There’s also the lingering threat of full-on repeal, despite its seeming defeat over the summer. Republican Sens. Lindsey Graham and Bill Cassidy are pushing their last-ditch Obamacare repeal plan, and insisting it has a chance, despite a tight timeline. Republicans have just two weeks before budget reconciliation — the special process that allows them to pass a bill through the Senate with 50 votes instead of 60 — expires.

Graham said Thursday that if the vote were held now “47 or 48” senators would support it, putting it just shy of passage. On Friday, Cassidy upped that to 48 or 49 votes. But the bill would still need to go through several procedural hurdles and pass the House, all in two weeks, to become law.

Some on the left are ringing alarm bells that the bill could be closer to passing than people realize. Senate Majority Leader Mitch McConnell has asked the Congressional Budget Office for a quick score of the bill, and only one Republican senator, Rand Paul of Kentucky, has flat-out said he would not vote for it.

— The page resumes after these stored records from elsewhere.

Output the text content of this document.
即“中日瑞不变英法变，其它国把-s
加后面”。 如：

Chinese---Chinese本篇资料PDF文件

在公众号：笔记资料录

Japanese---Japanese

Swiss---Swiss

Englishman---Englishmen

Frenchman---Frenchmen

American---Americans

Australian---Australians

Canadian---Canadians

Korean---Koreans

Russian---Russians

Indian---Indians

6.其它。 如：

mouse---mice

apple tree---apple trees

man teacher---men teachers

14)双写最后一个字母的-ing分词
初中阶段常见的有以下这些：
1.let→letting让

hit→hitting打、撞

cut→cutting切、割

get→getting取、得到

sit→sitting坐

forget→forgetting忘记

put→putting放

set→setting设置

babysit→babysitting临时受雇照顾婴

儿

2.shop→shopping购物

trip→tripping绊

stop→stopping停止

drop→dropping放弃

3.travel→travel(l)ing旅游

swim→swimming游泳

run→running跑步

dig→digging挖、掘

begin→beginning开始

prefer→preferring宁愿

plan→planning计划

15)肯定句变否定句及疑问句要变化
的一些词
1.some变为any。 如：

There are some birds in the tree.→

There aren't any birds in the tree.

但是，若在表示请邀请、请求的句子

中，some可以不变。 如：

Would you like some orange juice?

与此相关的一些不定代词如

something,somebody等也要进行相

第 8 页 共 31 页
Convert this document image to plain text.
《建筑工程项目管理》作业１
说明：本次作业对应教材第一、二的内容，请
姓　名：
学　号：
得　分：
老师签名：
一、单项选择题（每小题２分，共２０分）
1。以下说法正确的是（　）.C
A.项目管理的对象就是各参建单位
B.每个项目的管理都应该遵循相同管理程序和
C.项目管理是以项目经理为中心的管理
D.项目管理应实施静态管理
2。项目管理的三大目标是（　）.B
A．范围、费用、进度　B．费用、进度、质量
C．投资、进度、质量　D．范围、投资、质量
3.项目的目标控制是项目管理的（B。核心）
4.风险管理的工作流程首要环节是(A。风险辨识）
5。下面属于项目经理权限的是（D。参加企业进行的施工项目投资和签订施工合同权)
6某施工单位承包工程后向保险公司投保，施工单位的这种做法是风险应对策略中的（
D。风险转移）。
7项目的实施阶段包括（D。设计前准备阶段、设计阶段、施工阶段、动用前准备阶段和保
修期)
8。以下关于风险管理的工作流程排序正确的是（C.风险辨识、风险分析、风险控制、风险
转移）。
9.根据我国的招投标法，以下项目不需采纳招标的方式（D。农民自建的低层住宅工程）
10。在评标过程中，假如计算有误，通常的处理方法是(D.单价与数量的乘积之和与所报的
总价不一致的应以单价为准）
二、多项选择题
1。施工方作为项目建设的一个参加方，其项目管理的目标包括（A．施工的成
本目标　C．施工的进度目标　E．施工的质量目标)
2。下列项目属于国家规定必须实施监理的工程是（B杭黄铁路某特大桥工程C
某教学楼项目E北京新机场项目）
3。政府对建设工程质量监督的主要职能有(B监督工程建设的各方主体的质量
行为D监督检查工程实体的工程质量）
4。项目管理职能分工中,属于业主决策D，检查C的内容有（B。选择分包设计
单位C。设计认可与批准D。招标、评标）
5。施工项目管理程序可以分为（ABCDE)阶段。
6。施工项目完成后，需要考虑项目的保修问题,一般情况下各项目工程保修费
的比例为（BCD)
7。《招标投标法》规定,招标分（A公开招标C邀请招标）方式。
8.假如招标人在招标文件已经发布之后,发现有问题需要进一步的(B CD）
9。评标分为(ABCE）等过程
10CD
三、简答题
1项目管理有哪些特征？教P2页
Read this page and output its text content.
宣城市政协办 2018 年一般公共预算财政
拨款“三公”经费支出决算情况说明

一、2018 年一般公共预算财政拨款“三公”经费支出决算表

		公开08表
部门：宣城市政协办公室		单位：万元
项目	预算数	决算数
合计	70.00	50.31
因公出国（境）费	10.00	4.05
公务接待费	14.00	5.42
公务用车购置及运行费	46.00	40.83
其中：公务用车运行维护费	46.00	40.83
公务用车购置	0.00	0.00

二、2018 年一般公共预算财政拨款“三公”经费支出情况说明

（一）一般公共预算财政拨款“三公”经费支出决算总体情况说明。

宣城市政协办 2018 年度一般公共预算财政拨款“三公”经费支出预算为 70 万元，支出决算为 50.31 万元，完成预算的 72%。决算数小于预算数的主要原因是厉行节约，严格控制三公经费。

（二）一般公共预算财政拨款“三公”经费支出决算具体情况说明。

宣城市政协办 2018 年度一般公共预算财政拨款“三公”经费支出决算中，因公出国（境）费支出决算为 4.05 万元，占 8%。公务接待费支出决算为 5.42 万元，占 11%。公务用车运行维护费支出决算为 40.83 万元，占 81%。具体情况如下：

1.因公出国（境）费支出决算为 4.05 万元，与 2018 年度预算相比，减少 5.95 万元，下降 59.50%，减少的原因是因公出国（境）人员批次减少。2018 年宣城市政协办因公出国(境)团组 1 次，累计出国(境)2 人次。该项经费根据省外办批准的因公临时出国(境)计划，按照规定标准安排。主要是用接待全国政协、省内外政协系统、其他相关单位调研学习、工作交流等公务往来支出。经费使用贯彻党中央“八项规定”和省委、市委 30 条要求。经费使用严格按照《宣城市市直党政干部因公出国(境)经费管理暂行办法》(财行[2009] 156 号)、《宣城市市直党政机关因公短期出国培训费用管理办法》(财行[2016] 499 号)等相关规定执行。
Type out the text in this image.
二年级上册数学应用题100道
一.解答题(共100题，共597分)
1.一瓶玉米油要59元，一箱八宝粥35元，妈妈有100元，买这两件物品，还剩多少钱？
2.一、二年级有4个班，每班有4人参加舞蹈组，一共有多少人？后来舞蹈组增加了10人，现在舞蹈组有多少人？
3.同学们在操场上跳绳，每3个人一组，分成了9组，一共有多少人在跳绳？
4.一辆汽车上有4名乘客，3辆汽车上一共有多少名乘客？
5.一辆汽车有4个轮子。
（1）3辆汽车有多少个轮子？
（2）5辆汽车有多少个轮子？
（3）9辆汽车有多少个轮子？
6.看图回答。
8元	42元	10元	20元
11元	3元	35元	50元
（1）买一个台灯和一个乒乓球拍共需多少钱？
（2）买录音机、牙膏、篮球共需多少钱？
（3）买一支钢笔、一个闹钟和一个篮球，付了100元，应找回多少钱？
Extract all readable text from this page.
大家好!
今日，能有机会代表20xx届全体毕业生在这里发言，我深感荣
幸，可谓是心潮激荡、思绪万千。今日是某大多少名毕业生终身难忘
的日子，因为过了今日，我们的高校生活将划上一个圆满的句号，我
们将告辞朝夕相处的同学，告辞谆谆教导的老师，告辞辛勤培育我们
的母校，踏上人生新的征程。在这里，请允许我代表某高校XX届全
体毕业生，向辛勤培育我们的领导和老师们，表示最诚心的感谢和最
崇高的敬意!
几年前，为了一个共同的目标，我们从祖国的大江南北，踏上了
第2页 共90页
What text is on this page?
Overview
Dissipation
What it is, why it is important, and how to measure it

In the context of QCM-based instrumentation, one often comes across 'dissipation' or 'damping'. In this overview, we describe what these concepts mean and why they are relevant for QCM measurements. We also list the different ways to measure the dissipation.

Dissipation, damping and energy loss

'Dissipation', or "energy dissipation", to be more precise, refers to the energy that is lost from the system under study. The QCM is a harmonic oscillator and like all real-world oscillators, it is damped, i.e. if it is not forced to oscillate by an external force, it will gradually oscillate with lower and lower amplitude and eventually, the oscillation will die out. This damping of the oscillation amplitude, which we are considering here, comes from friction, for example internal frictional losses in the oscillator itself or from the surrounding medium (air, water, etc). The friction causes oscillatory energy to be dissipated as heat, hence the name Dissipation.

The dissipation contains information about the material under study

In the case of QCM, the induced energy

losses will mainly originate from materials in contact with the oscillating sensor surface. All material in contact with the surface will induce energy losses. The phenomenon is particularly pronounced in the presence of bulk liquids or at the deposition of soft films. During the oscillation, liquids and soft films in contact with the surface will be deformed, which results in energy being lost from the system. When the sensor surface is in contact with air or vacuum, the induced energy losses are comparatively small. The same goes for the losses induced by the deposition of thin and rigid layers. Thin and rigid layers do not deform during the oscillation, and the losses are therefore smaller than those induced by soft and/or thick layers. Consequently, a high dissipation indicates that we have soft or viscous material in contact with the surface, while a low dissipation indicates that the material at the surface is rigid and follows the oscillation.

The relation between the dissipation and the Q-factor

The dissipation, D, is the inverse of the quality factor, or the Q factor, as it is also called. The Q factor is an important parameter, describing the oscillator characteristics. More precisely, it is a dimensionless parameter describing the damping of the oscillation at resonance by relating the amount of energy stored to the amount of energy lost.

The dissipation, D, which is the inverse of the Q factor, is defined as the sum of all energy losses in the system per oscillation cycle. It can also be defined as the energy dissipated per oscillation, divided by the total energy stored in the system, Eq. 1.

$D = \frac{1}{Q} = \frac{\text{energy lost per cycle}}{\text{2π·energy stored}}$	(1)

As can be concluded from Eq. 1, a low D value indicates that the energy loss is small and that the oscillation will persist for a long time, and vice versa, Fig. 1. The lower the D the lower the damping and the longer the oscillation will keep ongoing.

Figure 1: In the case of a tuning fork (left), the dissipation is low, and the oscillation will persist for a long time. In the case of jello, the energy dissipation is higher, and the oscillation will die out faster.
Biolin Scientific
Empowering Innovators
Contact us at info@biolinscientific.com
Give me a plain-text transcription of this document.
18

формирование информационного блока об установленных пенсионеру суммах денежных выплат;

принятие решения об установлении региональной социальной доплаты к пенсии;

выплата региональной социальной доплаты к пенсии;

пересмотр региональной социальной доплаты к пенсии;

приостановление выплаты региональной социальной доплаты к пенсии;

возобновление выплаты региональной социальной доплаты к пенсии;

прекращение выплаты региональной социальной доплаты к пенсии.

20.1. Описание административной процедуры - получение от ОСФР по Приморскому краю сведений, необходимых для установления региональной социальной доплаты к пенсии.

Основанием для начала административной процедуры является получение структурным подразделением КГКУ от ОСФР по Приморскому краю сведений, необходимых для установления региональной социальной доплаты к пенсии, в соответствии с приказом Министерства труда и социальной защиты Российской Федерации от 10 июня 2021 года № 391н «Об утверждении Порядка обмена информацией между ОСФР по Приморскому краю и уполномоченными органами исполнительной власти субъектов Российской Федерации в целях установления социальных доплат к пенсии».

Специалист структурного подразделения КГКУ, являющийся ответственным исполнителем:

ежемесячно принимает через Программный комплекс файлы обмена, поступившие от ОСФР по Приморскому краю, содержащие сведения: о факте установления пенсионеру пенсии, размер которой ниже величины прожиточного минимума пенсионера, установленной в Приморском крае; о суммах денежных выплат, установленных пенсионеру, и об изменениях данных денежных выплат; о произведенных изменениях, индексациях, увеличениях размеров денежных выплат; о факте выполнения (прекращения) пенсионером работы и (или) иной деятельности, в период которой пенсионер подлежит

Democrats didn’t seem too concerned about the Cassidy-Graham bill on Thursday. Instead they listed fixing the markets and White House undermining as their main concerns. Sens. Tim Kaine and Dianne Feinstein both said Thursday they didn’t think Republicans realistically had enough time to pass the bill.

But many Democrats are not letting this get in the way of their vocal support of single payer health care. Several big names who are rumored to be among the contenders for the 2020 presidential candidacy were among the 16 senators who endorsed Sanders’ bill on Wednesday. It’s likely to be an increasing part of the party’s identity over the coming years.

“We need to be able to multi-task,” said California Sen. Kamala Harris. “There’s no question we have to continue to defend the Affordable Care Act, but also clearly I’m supporting Medicare for all, I think it’s the right thing to do.”

Rhode Island Sen. Sheldon Whitehouse said one key task for Democrats over the next three years is keeping public attention on Donald Trump if he continues to “sabotage” the Affordable Care Act. But he said that the party is able to do both, and keeping that pressure on does not mean Democrats can’t also start talking about the future.

“Making that point about their sabotage, I don’t think should distract us from also looking at ways we can continue to make the health care system better,” said Whitehouse. “The health care system does not begin and end with Obamacare.”